Functional Architecture

Intel® Server Board SE7520JR2

3.3.6.5DIMM Sparing Function

To provide a more fault tolerant system, the Intel E7520 MCH includes specialized hardware to support fail-over to a spare DIMM device in the event that a primary DIMM in use exceeds a specified threshold of runtime errors. One of the DIMMs installed per channel, greater than or equal in size than all installed, will not be used but kept in reserve. In the event of significant failures in a particular DIMM, it and its corresponding partner in the other channel (if applicable), will, over time, have its data copied over to the spare DIMM(s) held in reserve. When all the data has been copied, the reserve DIMM(s) will be put into service and the failing DIMM will be removed from service. Only one sparing cycle is supported. If this feature is not enabled, then all DIMMs will be visible in normal address space.

Note: The DIMM Sparing feature requires that the spare DIMM be at least the size of the largest primary DIMM in use.

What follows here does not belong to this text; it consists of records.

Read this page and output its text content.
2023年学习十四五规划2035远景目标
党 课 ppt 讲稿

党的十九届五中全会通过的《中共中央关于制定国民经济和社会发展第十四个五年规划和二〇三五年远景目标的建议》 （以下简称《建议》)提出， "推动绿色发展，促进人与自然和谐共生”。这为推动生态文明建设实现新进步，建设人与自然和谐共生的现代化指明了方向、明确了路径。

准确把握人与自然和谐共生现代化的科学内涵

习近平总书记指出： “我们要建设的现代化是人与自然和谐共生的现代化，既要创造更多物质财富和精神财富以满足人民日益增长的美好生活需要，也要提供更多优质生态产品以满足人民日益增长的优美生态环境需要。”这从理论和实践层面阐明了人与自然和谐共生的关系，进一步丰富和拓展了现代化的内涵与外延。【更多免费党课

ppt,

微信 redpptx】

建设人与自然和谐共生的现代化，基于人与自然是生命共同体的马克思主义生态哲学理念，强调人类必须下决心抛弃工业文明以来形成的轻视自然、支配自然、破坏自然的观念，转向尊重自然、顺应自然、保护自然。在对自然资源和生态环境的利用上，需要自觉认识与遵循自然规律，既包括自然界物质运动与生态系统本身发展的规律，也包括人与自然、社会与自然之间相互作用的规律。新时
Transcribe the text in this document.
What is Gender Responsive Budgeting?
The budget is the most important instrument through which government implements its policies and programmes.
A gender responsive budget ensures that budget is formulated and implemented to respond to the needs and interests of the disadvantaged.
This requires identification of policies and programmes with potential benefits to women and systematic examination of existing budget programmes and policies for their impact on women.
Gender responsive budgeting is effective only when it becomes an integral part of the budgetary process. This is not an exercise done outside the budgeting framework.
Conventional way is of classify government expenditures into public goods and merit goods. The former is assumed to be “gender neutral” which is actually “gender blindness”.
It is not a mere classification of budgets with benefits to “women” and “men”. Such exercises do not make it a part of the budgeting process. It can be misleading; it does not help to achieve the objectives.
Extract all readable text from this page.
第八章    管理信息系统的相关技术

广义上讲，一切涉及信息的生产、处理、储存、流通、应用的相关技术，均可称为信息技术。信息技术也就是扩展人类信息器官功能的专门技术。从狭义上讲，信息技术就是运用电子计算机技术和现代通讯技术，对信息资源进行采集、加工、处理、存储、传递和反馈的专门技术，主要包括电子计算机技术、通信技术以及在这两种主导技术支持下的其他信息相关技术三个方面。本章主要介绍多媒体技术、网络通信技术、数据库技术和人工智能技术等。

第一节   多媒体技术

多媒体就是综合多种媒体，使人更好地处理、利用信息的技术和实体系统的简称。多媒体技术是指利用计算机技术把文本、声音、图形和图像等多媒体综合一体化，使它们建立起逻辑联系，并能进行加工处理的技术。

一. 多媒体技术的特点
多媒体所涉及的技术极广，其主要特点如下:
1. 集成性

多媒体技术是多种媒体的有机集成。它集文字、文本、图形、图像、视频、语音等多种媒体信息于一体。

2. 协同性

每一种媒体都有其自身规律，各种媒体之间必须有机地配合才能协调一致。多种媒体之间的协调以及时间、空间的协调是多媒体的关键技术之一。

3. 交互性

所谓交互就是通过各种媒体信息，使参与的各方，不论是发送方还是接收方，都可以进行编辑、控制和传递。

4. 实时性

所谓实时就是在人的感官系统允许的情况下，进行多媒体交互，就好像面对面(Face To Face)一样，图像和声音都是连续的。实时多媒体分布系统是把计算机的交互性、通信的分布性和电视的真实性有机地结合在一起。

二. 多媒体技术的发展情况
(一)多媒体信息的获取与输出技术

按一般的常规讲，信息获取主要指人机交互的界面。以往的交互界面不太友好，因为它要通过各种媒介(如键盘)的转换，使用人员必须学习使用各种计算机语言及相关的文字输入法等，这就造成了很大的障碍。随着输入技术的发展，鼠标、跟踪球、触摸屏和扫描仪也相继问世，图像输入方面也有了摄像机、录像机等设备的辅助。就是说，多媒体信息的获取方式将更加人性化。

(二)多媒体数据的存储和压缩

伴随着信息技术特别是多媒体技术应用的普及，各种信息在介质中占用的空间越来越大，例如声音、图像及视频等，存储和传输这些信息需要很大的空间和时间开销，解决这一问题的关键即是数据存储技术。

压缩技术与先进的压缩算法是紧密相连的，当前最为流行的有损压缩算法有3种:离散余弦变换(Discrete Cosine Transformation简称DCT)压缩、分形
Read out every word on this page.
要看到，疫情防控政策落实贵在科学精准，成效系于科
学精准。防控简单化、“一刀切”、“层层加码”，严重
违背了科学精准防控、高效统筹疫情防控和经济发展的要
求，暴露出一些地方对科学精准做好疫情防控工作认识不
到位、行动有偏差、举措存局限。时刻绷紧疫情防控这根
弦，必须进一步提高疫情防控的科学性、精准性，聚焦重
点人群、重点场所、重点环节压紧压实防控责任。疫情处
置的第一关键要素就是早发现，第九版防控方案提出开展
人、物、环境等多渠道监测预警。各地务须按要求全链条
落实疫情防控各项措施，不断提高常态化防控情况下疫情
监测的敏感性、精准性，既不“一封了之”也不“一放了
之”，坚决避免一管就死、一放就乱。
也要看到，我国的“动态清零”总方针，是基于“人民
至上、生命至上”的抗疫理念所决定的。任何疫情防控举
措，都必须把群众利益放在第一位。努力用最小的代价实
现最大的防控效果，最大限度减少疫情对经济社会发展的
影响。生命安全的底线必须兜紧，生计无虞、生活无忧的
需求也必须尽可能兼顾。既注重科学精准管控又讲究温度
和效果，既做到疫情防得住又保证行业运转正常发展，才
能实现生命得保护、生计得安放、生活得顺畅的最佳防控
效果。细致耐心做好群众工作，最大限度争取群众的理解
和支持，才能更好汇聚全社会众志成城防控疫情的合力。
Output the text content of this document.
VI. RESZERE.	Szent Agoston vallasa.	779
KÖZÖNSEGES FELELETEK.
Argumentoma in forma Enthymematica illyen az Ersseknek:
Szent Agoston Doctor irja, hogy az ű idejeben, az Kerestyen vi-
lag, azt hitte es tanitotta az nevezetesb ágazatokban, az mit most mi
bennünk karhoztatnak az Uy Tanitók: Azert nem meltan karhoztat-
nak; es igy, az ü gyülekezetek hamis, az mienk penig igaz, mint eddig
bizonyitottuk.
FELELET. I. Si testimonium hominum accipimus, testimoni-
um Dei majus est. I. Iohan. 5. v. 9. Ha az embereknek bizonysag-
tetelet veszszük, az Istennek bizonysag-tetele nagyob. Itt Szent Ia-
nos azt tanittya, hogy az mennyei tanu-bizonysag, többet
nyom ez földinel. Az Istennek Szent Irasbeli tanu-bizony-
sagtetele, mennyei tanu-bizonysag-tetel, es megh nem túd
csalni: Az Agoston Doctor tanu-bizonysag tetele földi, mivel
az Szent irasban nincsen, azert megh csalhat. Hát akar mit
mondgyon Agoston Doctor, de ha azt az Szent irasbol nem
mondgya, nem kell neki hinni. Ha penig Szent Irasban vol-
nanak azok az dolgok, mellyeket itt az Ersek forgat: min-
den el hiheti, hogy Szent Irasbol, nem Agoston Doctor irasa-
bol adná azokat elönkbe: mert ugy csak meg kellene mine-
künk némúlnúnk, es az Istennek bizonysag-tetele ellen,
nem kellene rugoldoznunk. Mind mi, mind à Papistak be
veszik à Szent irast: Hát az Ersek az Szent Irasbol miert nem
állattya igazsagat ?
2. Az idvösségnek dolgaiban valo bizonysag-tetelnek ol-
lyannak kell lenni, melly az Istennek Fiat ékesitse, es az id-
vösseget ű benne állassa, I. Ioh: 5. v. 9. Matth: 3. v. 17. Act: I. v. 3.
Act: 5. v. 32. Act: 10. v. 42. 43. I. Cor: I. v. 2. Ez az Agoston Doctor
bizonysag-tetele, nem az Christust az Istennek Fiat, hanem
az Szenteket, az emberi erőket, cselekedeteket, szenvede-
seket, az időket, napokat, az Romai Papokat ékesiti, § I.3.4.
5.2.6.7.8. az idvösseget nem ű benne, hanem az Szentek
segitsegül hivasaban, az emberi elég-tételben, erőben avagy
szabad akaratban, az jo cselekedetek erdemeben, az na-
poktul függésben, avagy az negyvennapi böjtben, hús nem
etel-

Hardware additions for this feature include the implementation of tracking register per DIMM to maintain a history of error occurrence, and a programmable register to hold the fail-over error threshold level. The operational model is straightforward: if the fail-over threshold register is set to a non-zero value, the feature is enabled, and if the count of errors on any DIMM exceeds that value, fail-over will commence. The tracking registers themselves are implemented as “leaky buckets,” such that they do not contain an absolute cumulative count of all errors since power- on; rather, they contain an aggregate count of the number of errors received over a running time period. The “drip rate” of the bucket is selectable by software, so it is possible to set the threshold to a value that will never be reached by a “healthy” memory subsystem experiencing the rate of errors expected for the size and type of memory devices in use.

The fail-over mechanism is slightly more complex. Once fail-over has been initiated the MCH must execute every write twice; once to the primary DIMM, and once to the spare. The MCH will also begin tracking the progress of its built-in memory scrub engine. Once the scrub engine has covered every location in the primary DIMM, the duplicate write function will have copied every data location to the spare. At that point, the MCH can switch the spare into primary use, and take the failing DIMM off-line.

Note that this entire mechanism requires no software support once it has been programmed and enabled, until the threshold detection has been triggered to request a data copy. Hardware will detect the threshold initiating fail-over, and escalate the occurrence of that event as directed (signal an SMI, generate an interrupt, or wait to be discovered via polling). Whatever software routine responds to the threshold detection must select a victim DIMM (in case multiple DIMMs have crossed the threshold prior to sparing invocation) and initiate the memory copy. Hardware will automatically isolate the “failed” DIMM once the copy has completed. The data copy is accomplished by address aliasing within the DDR control interface, thus it does not require reprogramming of the DRAM row boundary (DRB) registers, nor does it require notification to the operating system that anything has occurred in memory.

The memory mirroring feature and DIMM sparing are exclusive of each other, only one may be activated during initialization. The selected feature must remain enabled until the next power- cycle. There is no provision in hardware to switch from one feature to the other without rebooting, nor is there a provision to “back out” of a feature once enabled without a full reboot.

44

Revision 1.0

 

C78844-002